Having the world’s most youthful population and solid economic fundamentals, the continent is in the best possible position to benefit from the digital revolution. This will be achieved by leapfrogging outmoded models of industrialisation.

How this will come about is best illustrated by the continent’s power challenge. Today, some 600m people in sub-Saharan Africa lack access to electricity.

Even in major urban centres, businesses often have to contend with power interruptions and must maintain expensive and polluting fossil-fuel generators. Until recently, solving this problem would have taken decades and required massive investment in generation and grid connections.

Today new technologies are bringing reliable and sustainable power within easy reach. The most promising solutions for Africa are microgrids powered by sunlight or wind. These systems have yet to make big headlines, but utilities and businesses are increasingly turning to them to provide power.

Renewables-powered microgrids can help improve grid stability and offer a clean and efficient alternative to traditional generators. Renewables also often prove to be the most economical solution for new electrification projects.

Enormous opportunities

On the industrial side, Africa’s focus should be on the significant mismatch between regional supply and demand. This is best addressed by developing the continent’s manufacturing base and increasing its productivity levels.

Today, incomes and consumer spending are growing faster than manufacturing output, leading to rising imports of many types of goods that could and should be made within Africa, including food and beverages, processed goods and more sophisticated products like automobiles, chemicals and machinery. There is an enormous opportunity for manufacturers in Africa to serve substantial demand generated by their own markets.

The immediate goal should be to keep more of the production value chain within the continent. Exports of goods manufactured in Africa have been rising by about 2.5% annually since 2000.

Yet the continent still accounts for less than 1.5% of manufactured exports globally. Rather than exporting raw materials and importing finished goods, the economies of sub-Saharan Africa need to develop integrated regional value chains.

New technology offers the means not only to scale up production and drive productivity at existing enterprises, but also to unleash a new generation of entrepreneurs. The internet revolution in telecommunications and financial services has already shown that Africa can leapfrog older and more established technologies.

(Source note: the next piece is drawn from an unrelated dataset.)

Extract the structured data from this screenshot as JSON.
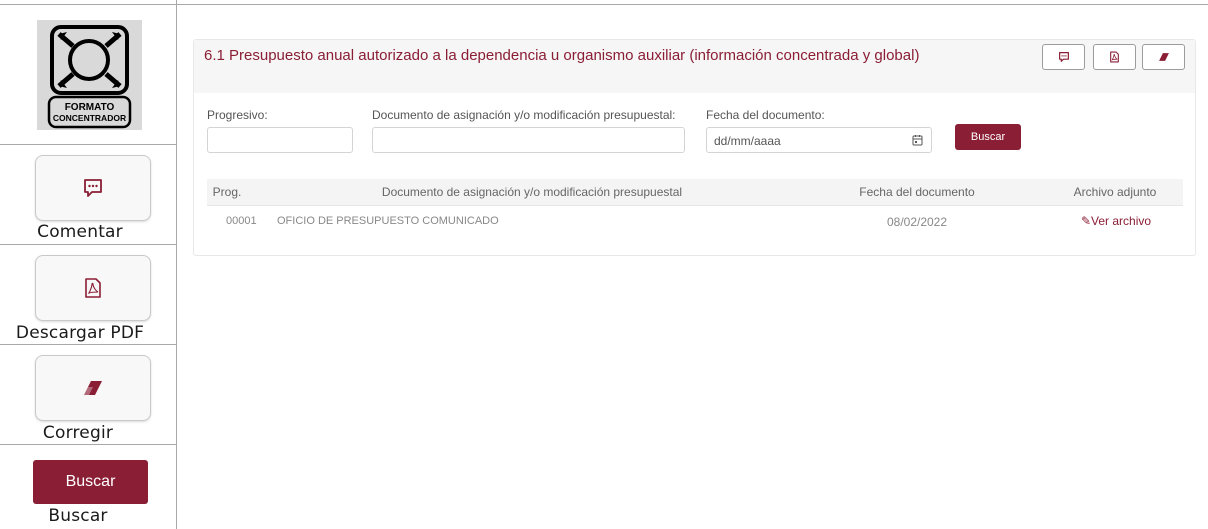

While few households are equipped with a landline telephone in sub-Saharan Africa, more adults own cell phones in South Africa and Nigeria than in the United States, according to a study by the Pew Research Center. In East Africa mobile banking has become a part of daily life for millions.

With the digital revolution in industry Africa has a similar opportunity to make rapid progress in industrial production. Businesses can make use of big data and connectivity to remotely monitor machines, plants and facilities, and to develop new business models that rely on digital technologies to overcome distance and operate across borders.

Industry, especially manufacturing, builds and runs the machines that enable agriculture and other sectors to become more productive. It provides the materials and tools to build and operate infrastructure.

It raises people’s incomes and opens up new opportunities for growth in the service sector. Manufacturing drives innovation, accounting for up to 90% of private-sector research and development spending.

By harnessing the complete value chain, and building a strong manufacturing sector with the help of technologies associated with the Energy and Fourth Industrial Revolutions, we may find the African century is finally at hand.

By Dr Ulrich Spiesshofer, CEO of the ABB Group.